At this point I’ve created three Controller methods that send and receive the necessary data. Next up, I created the Flash client using the Flex framework and the Flash Builder IDE. The client interface was pretty basic Flex stuff. I created a DataGrid for displaying the quizzes. When a quiz is selected in the DataGrid, its particulars are displayed and become editable in a form. The form includes a List into which questions can be dropped. The existing questions are displayed in a separate List. When a question is selected in that List, its particulars are displayed in a separate Panel.
When the application first loads, the two XML services are called to populate the quiz DataGrid and the questions List.
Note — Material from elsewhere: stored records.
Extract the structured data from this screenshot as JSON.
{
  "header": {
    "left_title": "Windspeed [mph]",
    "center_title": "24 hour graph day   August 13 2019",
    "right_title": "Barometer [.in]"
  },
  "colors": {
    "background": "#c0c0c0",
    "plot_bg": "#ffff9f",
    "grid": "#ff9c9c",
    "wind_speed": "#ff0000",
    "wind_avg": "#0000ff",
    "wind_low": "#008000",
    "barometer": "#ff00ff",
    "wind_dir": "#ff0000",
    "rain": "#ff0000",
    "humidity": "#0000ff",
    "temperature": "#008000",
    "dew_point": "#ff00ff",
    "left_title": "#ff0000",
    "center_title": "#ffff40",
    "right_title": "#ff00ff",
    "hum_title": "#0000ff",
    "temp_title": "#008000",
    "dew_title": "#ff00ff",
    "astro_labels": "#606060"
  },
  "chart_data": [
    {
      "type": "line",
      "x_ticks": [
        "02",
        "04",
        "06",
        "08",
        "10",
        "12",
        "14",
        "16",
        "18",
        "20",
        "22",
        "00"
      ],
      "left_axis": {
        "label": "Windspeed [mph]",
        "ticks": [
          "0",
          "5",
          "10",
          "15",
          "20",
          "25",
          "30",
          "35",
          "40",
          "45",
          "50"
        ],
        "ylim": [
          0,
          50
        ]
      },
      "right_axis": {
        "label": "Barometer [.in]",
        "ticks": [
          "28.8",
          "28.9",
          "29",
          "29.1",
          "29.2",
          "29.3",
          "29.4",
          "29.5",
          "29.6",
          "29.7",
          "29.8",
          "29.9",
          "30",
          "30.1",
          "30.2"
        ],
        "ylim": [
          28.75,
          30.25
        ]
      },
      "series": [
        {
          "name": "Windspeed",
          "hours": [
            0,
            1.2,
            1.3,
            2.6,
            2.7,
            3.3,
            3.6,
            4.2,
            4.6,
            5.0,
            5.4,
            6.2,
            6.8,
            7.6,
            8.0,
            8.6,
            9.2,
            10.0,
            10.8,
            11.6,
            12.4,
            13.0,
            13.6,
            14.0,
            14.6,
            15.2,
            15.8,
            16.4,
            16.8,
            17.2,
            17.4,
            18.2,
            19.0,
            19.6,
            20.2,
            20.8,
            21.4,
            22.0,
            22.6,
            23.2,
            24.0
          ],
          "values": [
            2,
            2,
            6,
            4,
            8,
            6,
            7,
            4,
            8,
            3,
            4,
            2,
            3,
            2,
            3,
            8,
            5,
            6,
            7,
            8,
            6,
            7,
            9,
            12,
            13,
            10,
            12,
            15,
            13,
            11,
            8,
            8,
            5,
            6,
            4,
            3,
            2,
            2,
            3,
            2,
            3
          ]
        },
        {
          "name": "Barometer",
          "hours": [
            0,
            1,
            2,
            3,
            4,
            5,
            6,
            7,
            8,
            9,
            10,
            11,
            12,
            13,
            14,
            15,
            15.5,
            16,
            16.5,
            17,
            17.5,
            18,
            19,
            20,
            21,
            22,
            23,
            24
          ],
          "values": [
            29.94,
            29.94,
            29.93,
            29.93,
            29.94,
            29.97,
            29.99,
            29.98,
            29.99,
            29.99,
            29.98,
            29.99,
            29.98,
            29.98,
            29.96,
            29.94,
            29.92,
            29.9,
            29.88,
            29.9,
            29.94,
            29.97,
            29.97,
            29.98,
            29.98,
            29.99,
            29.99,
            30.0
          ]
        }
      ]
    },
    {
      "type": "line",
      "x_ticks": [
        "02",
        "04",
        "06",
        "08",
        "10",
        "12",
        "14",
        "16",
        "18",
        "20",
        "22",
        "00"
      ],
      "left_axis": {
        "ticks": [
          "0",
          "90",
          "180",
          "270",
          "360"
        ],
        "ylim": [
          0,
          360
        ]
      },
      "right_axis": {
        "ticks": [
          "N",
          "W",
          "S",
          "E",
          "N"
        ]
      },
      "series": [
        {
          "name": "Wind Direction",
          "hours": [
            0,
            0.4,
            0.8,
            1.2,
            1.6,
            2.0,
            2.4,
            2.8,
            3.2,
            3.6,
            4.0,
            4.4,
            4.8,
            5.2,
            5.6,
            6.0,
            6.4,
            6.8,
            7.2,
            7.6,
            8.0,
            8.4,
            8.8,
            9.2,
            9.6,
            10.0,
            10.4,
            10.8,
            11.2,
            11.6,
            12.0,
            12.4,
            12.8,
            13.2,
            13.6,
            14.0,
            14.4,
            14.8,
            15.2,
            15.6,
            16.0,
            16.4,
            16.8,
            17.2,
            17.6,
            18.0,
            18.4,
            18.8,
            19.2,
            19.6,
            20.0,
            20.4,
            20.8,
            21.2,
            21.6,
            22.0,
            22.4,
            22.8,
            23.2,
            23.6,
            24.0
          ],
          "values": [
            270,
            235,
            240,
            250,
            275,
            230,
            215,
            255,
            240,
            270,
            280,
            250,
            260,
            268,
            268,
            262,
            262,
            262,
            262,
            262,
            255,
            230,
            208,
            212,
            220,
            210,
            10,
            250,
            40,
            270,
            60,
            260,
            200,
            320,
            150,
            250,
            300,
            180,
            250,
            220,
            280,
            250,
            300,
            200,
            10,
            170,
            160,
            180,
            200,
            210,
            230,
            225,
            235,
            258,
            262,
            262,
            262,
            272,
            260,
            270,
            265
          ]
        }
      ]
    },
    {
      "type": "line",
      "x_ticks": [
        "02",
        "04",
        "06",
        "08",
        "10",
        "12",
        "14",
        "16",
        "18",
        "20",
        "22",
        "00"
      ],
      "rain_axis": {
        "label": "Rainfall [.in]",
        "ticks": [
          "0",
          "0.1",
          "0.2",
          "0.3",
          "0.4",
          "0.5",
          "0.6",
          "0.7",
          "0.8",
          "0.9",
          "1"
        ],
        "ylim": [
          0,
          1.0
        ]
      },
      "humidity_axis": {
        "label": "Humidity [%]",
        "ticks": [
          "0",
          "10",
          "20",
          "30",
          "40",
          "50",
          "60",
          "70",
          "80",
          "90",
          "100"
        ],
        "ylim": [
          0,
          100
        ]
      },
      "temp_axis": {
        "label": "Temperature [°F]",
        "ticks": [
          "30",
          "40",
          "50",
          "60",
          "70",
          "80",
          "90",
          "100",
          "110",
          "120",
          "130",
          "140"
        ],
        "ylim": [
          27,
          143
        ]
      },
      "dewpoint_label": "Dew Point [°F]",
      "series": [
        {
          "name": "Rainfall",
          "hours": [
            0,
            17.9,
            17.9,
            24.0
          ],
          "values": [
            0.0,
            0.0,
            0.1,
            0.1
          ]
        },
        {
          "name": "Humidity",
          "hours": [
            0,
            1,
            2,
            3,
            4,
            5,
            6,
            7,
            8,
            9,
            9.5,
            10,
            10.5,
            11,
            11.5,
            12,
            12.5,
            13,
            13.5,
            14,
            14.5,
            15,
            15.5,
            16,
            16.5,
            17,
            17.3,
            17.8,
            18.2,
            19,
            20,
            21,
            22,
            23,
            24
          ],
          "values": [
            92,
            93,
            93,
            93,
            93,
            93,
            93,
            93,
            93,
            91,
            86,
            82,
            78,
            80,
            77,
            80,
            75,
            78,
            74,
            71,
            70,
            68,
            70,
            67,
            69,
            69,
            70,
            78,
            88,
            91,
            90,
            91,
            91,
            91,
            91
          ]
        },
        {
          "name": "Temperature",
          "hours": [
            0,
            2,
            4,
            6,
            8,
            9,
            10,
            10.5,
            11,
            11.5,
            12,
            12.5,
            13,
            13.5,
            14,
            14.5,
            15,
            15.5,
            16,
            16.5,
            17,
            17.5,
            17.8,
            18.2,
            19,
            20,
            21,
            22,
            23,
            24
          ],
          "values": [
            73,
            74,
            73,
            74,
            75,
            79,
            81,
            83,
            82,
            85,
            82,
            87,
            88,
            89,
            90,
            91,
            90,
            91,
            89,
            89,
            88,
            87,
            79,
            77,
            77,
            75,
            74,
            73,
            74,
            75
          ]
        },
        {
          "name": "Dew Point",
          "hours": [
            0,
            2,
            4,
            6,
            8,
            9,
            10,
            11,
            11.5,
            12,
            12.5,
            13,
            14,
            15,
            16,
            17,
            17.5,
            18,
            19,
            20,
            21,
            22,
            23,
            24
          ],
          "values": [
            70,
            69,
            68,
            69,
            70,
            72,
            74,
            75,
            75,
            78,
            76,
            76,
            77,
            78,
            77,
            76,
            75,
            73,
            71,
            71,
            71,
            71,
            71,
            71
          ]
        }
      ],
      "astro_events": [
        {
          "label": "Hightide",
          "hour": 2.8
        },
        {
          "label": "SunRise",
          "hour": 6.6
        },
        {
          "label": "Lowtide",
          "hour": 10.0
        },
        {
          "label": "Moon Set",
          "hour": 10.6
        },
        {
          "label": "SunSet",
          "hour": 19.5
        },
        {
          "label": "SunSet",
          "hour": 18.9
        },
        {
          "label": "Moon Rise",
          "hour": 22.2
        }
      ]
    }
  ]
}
When the quiz form Button is clicked, the actionFlash() service is invoked, saving or creating the quiz accordingly. (The Flex side of this only took me an afternoon to complete, by the way.)
The most interesting thing about all this was tapping into Yii’s access control rules. The way the entire Web site is written, only logged-in administrators can do things such as create or update quizzes. So how do I ensure that only logged-in administrators can use the Flash application? Tapping into Yii’s authentication from Flash isn’t easy but it turns out not to be necessary. To start, in the QuizController file, I restrict access to the Flash application’s View file to only logged-in administrators. This, though, does not prevent the Flash application from doing anything (in theory, someone could load the Flash application separately, if they knew of its existence). What I do as well is restrict access to the XML and Flash actions (in the appropriate Controller files) to only logged-in administrators. This will also automatically prevent the Flash application, if being run by a non-administrator somehow, from accessing those services. Here’s why this works: the Flash application is running within a Yii-based page, so any request that the Flash application makes is the same as any request the browser itself makes (this is also true for Ajax requests). So Yii-related cookies that are stored in the browser after the user logs in are also passed along as part of the request. Tada! By just using the access control rules in the Controller, the Flash application can only invoke those services if the user is logged in as an administrator. Very simple! The only catch was that when developing the Flex application in Flash Builder, I wouldn’t be running and testing the Flash application as a logged-in administrator, so I had to make the Controller’s actions public during that time.
So there’s that experience, then! I was pleased with how easy this was to pull off (i.e., I was pleased how little thinking I had to do to make this work) and my client was pleased with the result. I hope this helps you in your Flash+Yii projects. Thanks for reading and please let me know if you have any questions or comments.